I really have to get something off my chest.
It’s a presentation matter – on the BBC actually.
It’s something that’s seriously driving me up the bleedin’ wall.
Some years ago my now 60 year old ears finally retired from UK commercial radio. I could no longer stand the countless screaming, somewhat hysterical, ego fuelled disc-jockeys (called “presenters” in my day). So now I prefer the more sedate, dare I suggest, somewhat professional tones of Radio 4 and Radio 3. It’s nice to listen to a radio programme from beginning to end without reminders from the annoying sponsors or advertisers forcing me to buy more bloody face cream or an insurance plan for my pet zebra.

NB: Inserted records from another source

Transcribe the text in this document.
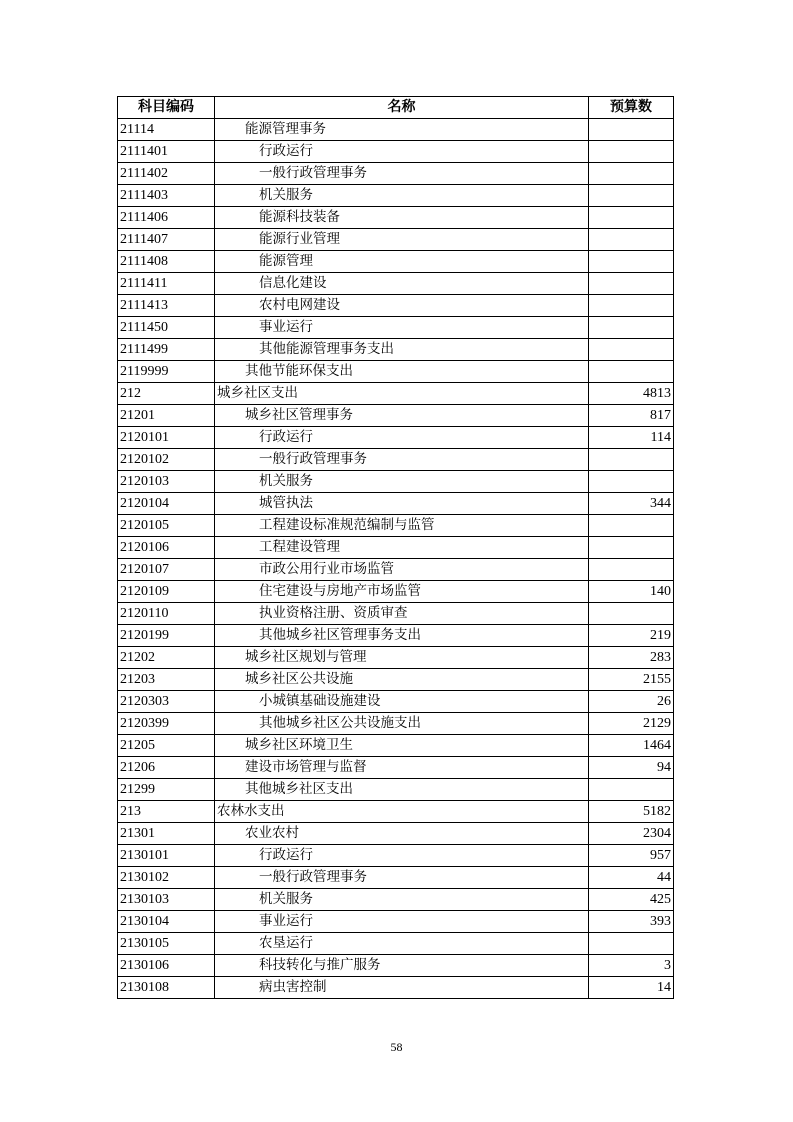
科目编码	名称	预算数
21114	能源管理事务	
2111401	行政运行	
2111402	一般行政管理事务	
2111403	机关服务	
2111406	能源科技装备	
2111407	能源行业管理	
2111408	能源管理	
2111411	信息化建设	
2111413	农村电网建设	
2111450	事业运行	
2111499	其他能源管理事务支出	
2119999	其他节能环保支出	
212	城乡社区支出	4813
21201	城乡社区管理事务	817
2120101	行政运行	114
2120102	一般行政管理事务	
2120103	机关服务	
2120104	城管执法	344
2120105	工程建设标准规范编制与监管	
2120106	工程建设管理	
2120107	市政公用行业市场监管	
2120109	住宅建设与房地产市场监管	140
2120110	执业资格注册、资质审查	
2120199	其他城乡社区管理事务支出	219
21202	城乡社区规划与管理	283
21203	城乡社区公共设施	2155
2120303	小城镇基础设施建设	26
2120399	其他城乡社区公共设施支出	2129
21205	城乡社区环境卫生	1464
21206	建设市场管理与监督	94
21299	其他城乡社区支出	
213	农林水支出	5182
21301	农业农村	2304
2130101	行政运行	957
2130102	一般行政管理事务	44
2130103	机关服务	425
2130104	事业运行	393
2130105	农垦运行	
2130106	科技转化与推广服务	3
2130108	病虫害控制	14
58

However on Radio 4 lately I noticed that the announcers (yes, they do still have continuity announcers) are reduced to literally shouting very loudly indeed over the closing credits of The News Quiz. I listened the other evening and it seemed the technical operator was doing all in his (or her) power to drown out the announcer who appeared to be left quite knackered by the end of the junction.

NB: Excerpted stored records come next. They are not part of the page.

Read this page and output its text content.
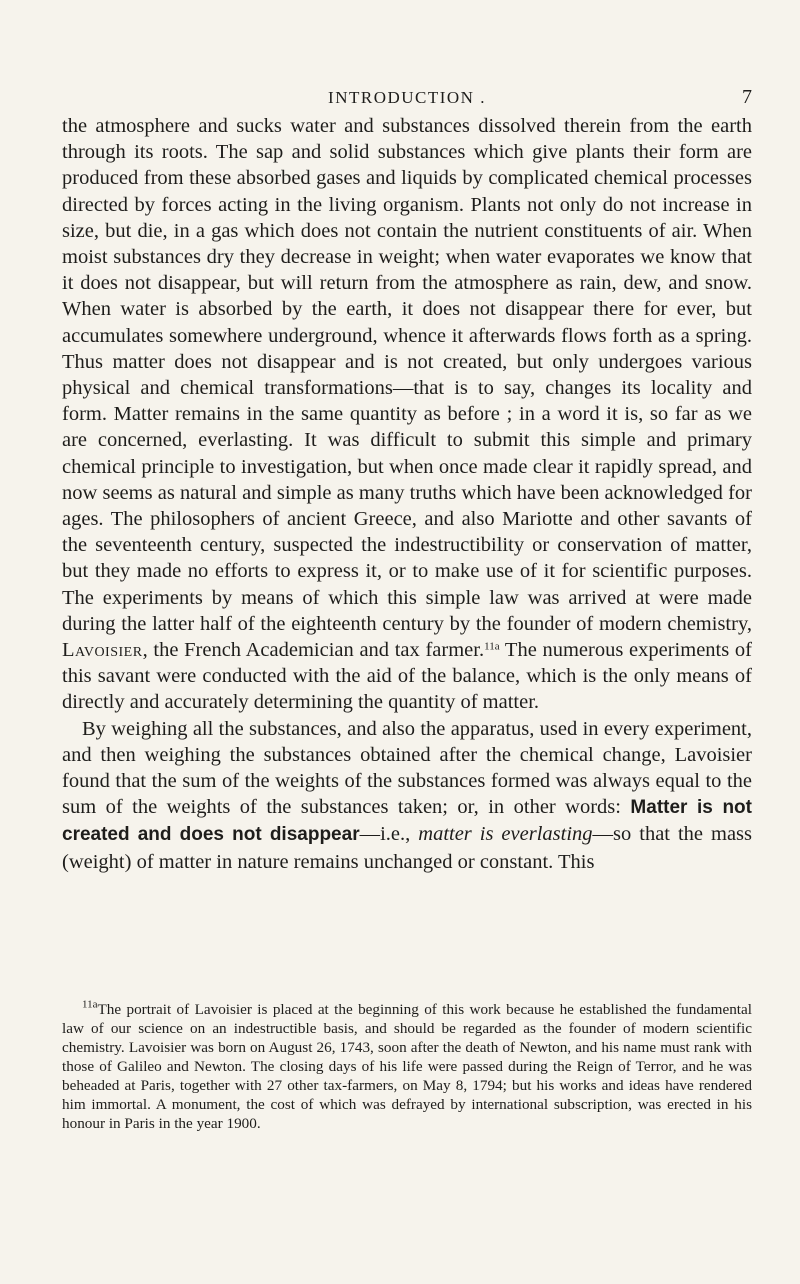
INTRODUCTION .	7

the atmosphere and sucks water and substances dissolved therein from the earth through its roots. The sap and solid substances which give plants their form are produced from these absorbed gases and liquids by complicated chemical processes directed by forces acting in the living organism. Plants not only do not increase in size, but die, in a gas which does not contain the nutrient constituents of air. When moist substances dry they decrease in weight; when water evaporates we know that it does not disappear, but will return from the atmosphere as rain, dew, and snow. When water is absorbed by the earth, it does not disappear there for ever, but accumulates somewhere underground, whence it afterwards flows forth as a spring. Thus matter does not disappear and is not created, but only undergoes various physical and chemical transformations—that is to say, changes its locality and form. Matter remains in the same quantity as before ; in a word it is, so far as we are concerned, everlasting. It was difficult to submit this simple and primary chemical principle to investigation, but when once made clear it rapidly spread, and now seems as natural and simple as many truths which have been acknowledged for ages. The philosophers of ancient Greece, and also Mariotte and other savants of the seventeenth century, suspected the indestructibility or conservation of matter, but they made no efforts to express it, or to make use of it for scientific purposes. The experiments by means of which this simple law was arrived at were made during the latter half of the eighteenth century by the founder of modern chemistry, Lavoisier, the French Academician and tax farmer.$^{11a}$ The numerous experiments of this savant were conducted with the aid of the balance, which is the only means of directly and accurately determining the quantity of matter.

By weighing all the substances, and also the apparatus, used in every experiment, and then weighing the substances obtained after the chemical change, Lavoisier found that the sum of the weights of the substances formed was always equal to the sum of the weights of the substances taken; or, in other words: Matter is not created and does not disappear—i.e., matter is everlasting—so that the mass (weight) of matter in nature remains unchanged or constant. This

$^{11a}$The portrait of Lavoisier is placed at the beginning of this work because he established the fundamental law of our science on an indestructible basis, and should be regarded as the founder of modern scientific chemistry. Lavoisier was born on August 26, 1743, soon after the death of Newton, and his name must rank with those of Galileo and Newton. The closing days of his life were passed during the Reign of Terror, and he was beheaded at Paris, together with 27 other tax-farmers, on May 8, 1794; but his works and ideas have rendered him immortal. A monument, the cost of which was defrayed by international subscription, was erected in his honour in Paris in the year 1900.
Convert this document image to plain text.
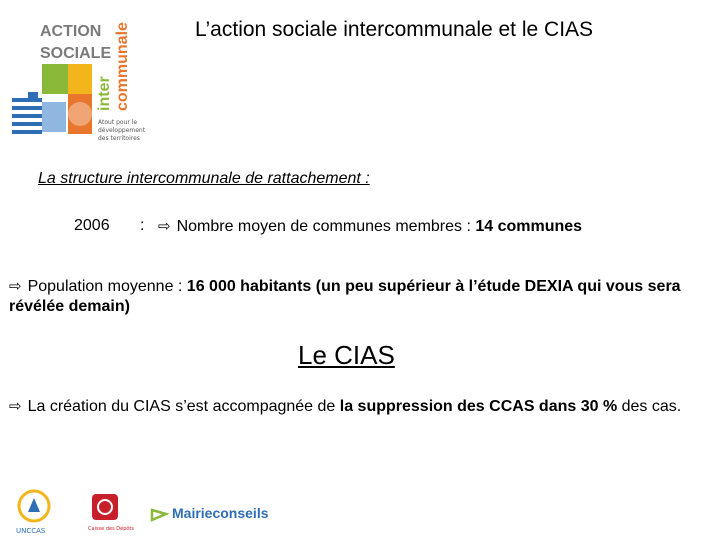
ACTION
SOCIALE
inter communale
Atout pour le
développement
des territoires
L’action sociale intercommunale et le CIAS
La structure intercommunale de rattachement :
2006 : ⇨ Nombre moyen de communes membres : 14 communes
⇨ Population moyenne : 16 000 habitants (un peu supérieur à l’étude DEXIA qui vous sera révélée demain)
Le CIAS
⇨ La création du CIAS s’est accompagnée de la suppression des CCAS dans 30 % des cas.
UNCCAS	Caisse des Dépôts
Mairieconseils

On BBC Two television last night quite the opposite. The duty announcer spent the entire evening whispering his links. Even when the volume on my television set was turned up to ‘dangerous’ I still could not hear his mumblings. And yes! He was mumbling.
Then to top it all on BBC Three there’s the pretend wacky ‘I don’t give a toss what you think of my voice’ announcers. These seemingly ten year olds who sound more akin to Gracie Fields and George Formby on speed than someone in continuity. One link the other night into Family Guy almost forced me to stick my boot through the screen. Instead of damaging my television set, I considered hiring a translator who could speak Waffle.
Is it me? Have you spotted these attempts to make BBC continuity ‘groovy’? Because it really doesn’t work … trust me, I know about these things.